Welcome to APUG, Squirt! You have asked an important question, and you got good answers here. If you stick with this sort of photography for a while, you will have many more questions about EI, ISO, development times, CI, gradients, and much much more. It may help you to get along this wonderful journey to read up something that will explain it all in a gentle, concise and authoritative way. One of the best such reads is a set of three books by Ansel Adams, titled: The Camera, The Negative, and The Print. Get the more recent editions.

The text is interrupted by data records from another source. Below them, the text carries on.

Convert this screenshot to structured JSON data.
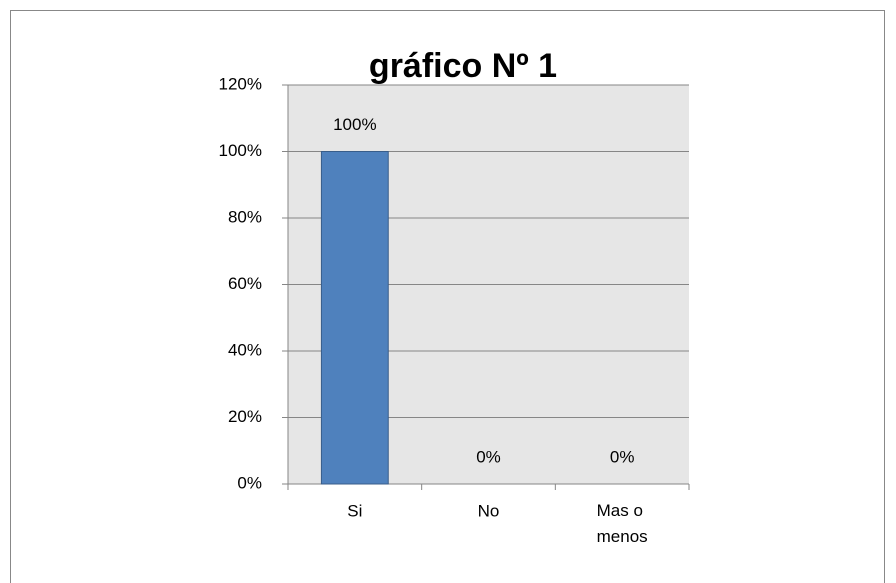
{
  "chart_data": {
    "type": "bar",
    "title": "gráfico Nº 1",
    "categories": [
      "Si",
      "No",
      "Mas o menos"
    ],
    "values": [
      100,
      0,
      0
    ],
    "value_labels": [
      "100%",
      "0%",
      "0%"
    ],
    "color": "#4f81bd",
    "ylim": [
      0,
      120
    ],
    "yticks": [
      {
        "value": 0,
        "label": "0%"
      },
      {
        "value": 20,
        "label": "20%"
      },
      {
        "value": 40,
        "label": "40%"
      },
      {
        "value": 60,
        "label": "60%"
      },
      {
        "value": 80,
        "label": "80%"
      },
      {
        "value": 100,
        "label": "100%"
      },
      {
        "value": 120,
        "label": "120%"
      }
    ],
    "grid": true
  }
}
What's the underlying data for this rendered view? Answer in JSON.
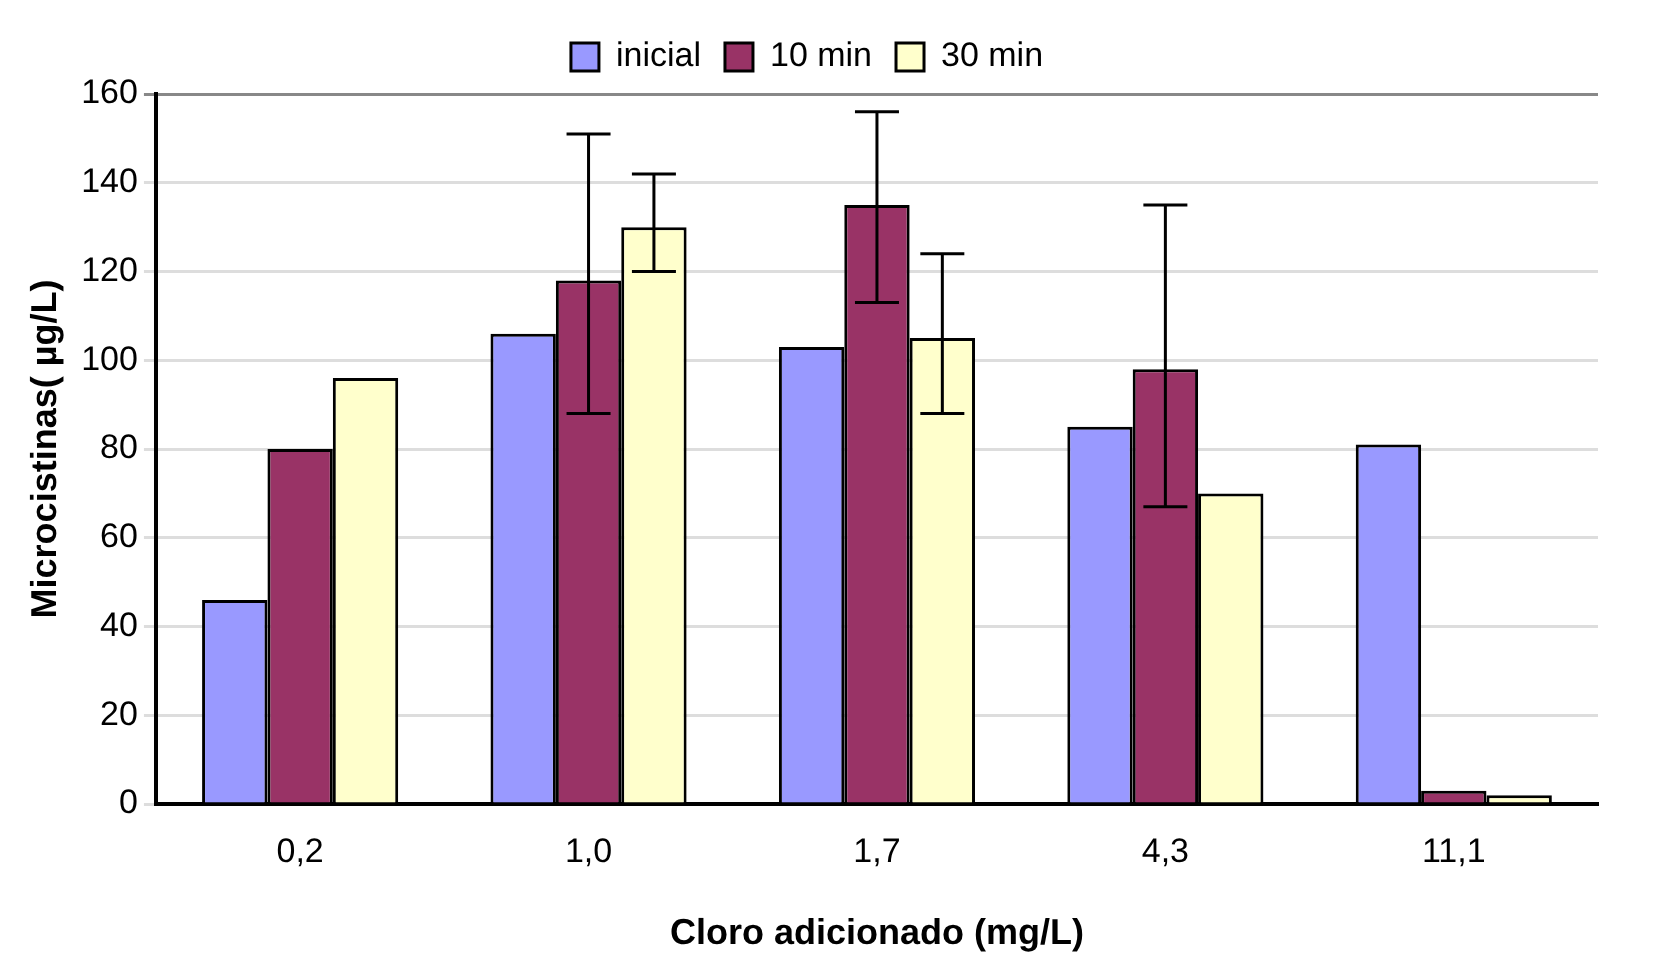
{
  "chart_data": {
    "type": "bar",
    "xlabel": "Cloro adicionado (mg/L)",
    "ylabel": "Microcistinas( µg/L)",
    "categories": [
      "0,2",
      "1,0",
      "1,7",
      "4,3",
      "11,1"
    ],
    "series": [
      {
        "name": "inicial",
        "color": "#9999ff",
        "values": [
          46,
          106,
          103,
          85,
          81
        ]
      },
      {
        "name": "10 min",
        "color": "#993366",
        "values": [
          80,
          118,
          135,
          98,
          3
        ],
        "errors": [
          null,
          [
            88,
            151
          ],
          [
            113,
            156
          ],
          [
            67,
            135
          ],
          null
        ]
      },
      {
        "name": "30 min",
        "color": "#ffffcc",
        "values": [
          96,
          130,
          105,
          70,
          2
        ],
        "errors": [
          null,
          [
            120,
            142
          ],
          [
            88,
            124
          ],
          null,
          null
        ]
      }
    ],
    "ylim": [
      0,
      160
    ],
    "yticks": [
      0,
      20,
      40,
      60,
      80,
      100,
      120,
      140,
      160
    ],
    "grid": "y",
    "legend": "top"
  }
}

Enjoy, and keep asking questions.
Awww, a BIG thank you to everyone! It's nice to know there are people that care enough to help. Everything I learned, I learned by myself...scrounging around on the internet. I've been dying to work with large format and thought it really couldn't be that different than 35 mm or a medium format camera with a meter. Boy, I was wrong!! I wasn't getting EI, because first of all, I didn't realize that I should have a light meter!! (DUH). I went through the entire Speed Graphic Manual but I realized yesterday morning, I didn't know how to change the film's ISO on the camera, LOL, until I thought about it a bit. Now the whole EI thing is starting to make sense. Initially, I was figuring I would just take my digital along and use that (and I guess I could, but don't think it would work quite as good as a light meter which I purchased today from B&H). Thank you again for answering all my questions. You folks are wonderful!
I've just come to realize that EI is meant to correlate your light meter to a study "Picture Tests".
A group of people were told to pick their favorite prints out of a pile.
The idea was to come up with a number to set on the meter that will make most of your prints end up in the "good" stack.